Categorical optimization using EBNA and UMDAcat

In this notebook we use the EBNA and UMDAcat approaches to optimize a toy categorical optimization function. Note that EBNA learns and samples a discrete BN in each iteration, while UMDAcat uses an independent probability distribution for each of the variables.

Import the algorithm and the benchmarks from EDAspy.

from EDAspy.optimization import EBNA, UMDAcat
import numpy as np

Let’s define a toy example categorical cost function, where each solution to be evaluated is an array of categorical objects.

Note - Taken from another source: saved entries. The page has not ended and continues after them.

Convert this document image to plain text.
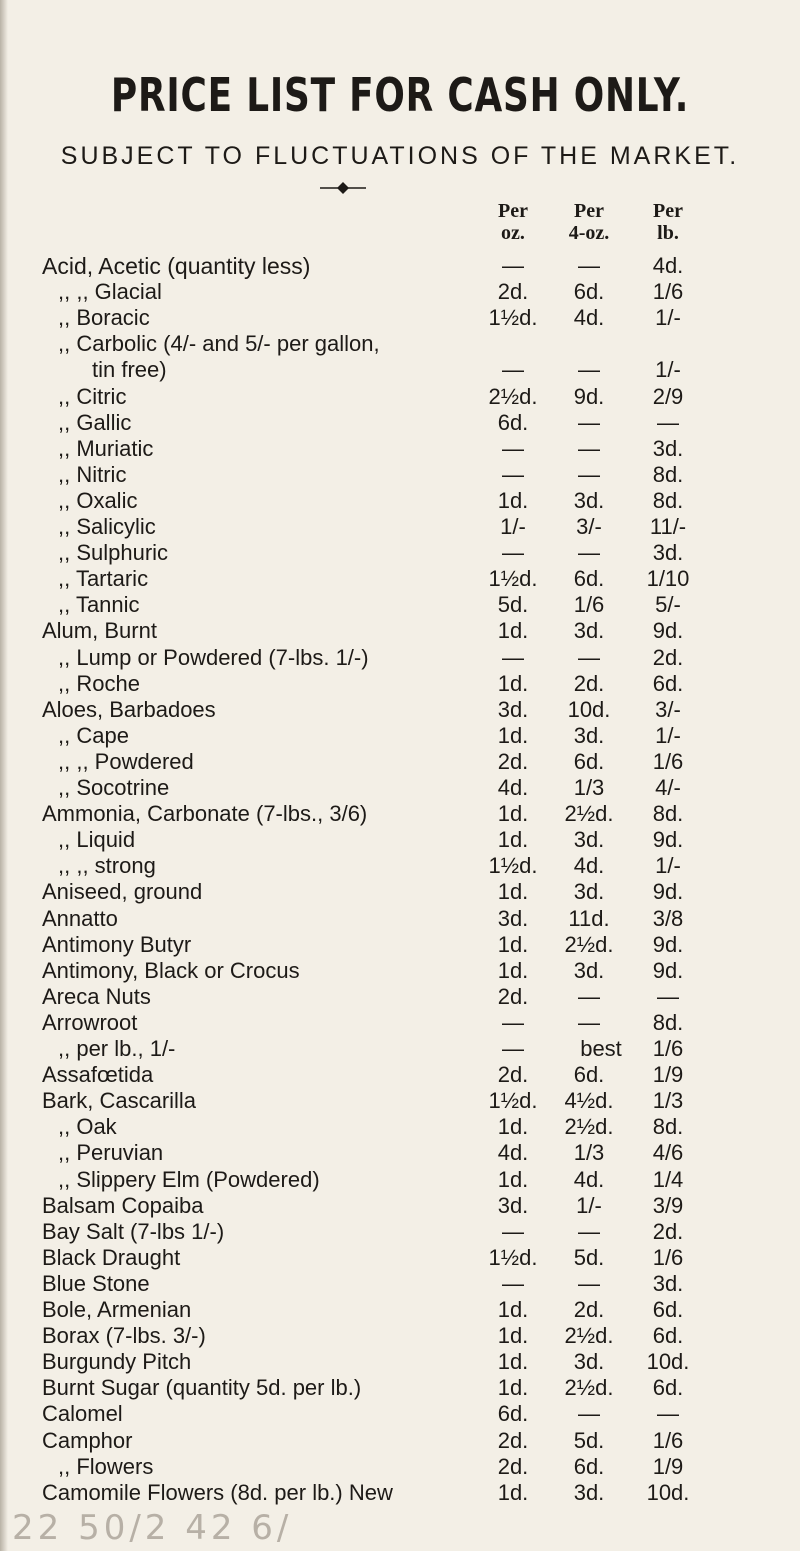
PRICE LIST FOR CASH ONLY.
SUBJECT TO FLUCTUATIONS OF THE MARKET.
Per
oz.
Per
4-oz.
Per
lb.
Acid, Acetic (quantity less)	—	—	4d.
,, ,, Glacial	2d.	6d.	1/6
,, Boracic	1½d.	4d.	1/-
,, Carbolic (4/- and 5/- per gallon,
tin free)	—	—	1/-
,, Citric	2½d.	9d.	2/9
,, Gallic	6d.	—	—
,, Muriatic	—	—	3d.
,, Nitric	—	—	8d.
,, Oxalic	1d.	3d.	8d.
,, Salicylic	1/-	3/-	11/-
,, Sulphuric	—	—	3d.
,, Tartaric	1½d.	6d.	1/10
,, Tannic	5d.	1/6	5/-
Alum, Burnt	1d.	3d.	9d.
,, Lump or Powdered (7-lbs. 1/-)	—	—	2d.
,, Roche	1d.	2d.	6d.
Aloes, Barbadoes	3d.	10d.	3/-
,, Cape	1d.	3d.	1/-
,, ,, Powdered	2d.	6d.	1/6
,, Socotrine	4d.	1/3	4/-
Ammonia, Carbonate (7-lbs., 3/6)	1d.	2½d.	8d.
,, Liquid	1d.	3d.	9d.
,, ,, strong	1½d.	4d.	1/-
Aniseed, ground	1d.	3d.	9d.
Annatto	3d.	11d.	3/8
Antimony Butyr	1d.	2½d.	9d.
Antimony, Black or Crocus	1d.	3d.	9d.
Areca Nuts	2d.	—	—
Arrowroot	—	—	8d.
,, per lb., 1/-	—	best	1/6
Assafœtida	2d.	6d.	1/9
Bark, Cascarilla	1½d.	4½d.	1/3
,, Oak	1d.	2½d.	8d.
,, Peruvian	4d.	1/3	4/6
,, Slippery Elm (Powdered)	1d.	4d.	1/4
Balsam Copaiba	3d.	1/-	3/9
Bay Salt (7-lbs 1/-)	—	—	2d.
Black Draught	1½d.	5d.	1/6
Blue Stone	—	—	3d.
Bole, Armenian	1d.	2d.	6d.
Borax (7-lbs. 3/-)	1d.	2½d.	6d.
Burgundy Pitch	1d.	3d.	10d.
Burnt Sugar (quantity 5d. per lb.)	1d.	2½d.	6d.
Calomel	6d.	—	—
Camphor	2d.	5d.	1/6
,, Flowers	2d.	6d.	1/9
Camomile Flowers (8d. per lb.) New	1d.	3d.	10d.
22 50/2 42 6/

def categorical_cost_function(solution: np.array):
    # Define a cost dictionary where each choice has an associated cost
    cost_dict = {
        'Color': {'Red': 0.1, 'Green': 0.5, 'Blue': 0.3},
        'Shape': {'Circle': 0.3, 'Square': 0.2, 'Triangle': 0.4},
        'Size': {'Small': 0.4, 'Medium': 0.2, 'Large': 0.1}
    }
    keys = list(cost_dict.keys())
    choices = {keys[i]: solution[i] for i in range(len(solution))}

    total_cost = 0.0
    for variable, choice in choices.items():
        total_cost += cost_dict[variable][choice]

    return total_cost

We initialize the EDA with the following parameters:

variables = ['Color', 'Shape', 'Size']
possible_values = np.array([
    ['Red', 'Green', 'Blue'],
    ['Circle', 'Square', 'Triangle'],
    ['Small', 'Medium', 'Large']], dtype=object
)

frequency = np.array([
    [.33, .33, .33],
    [.33, .33, .33],
    [.33, .33, .33]], dtype=object
)

n_variables = len(variables)

ebna = EBNA(size_gen=10, max_iter=10, dead_iter=10, n_variables=n_variables, alpha=0.5,
        possible_values=possible_values, frequency=frequency)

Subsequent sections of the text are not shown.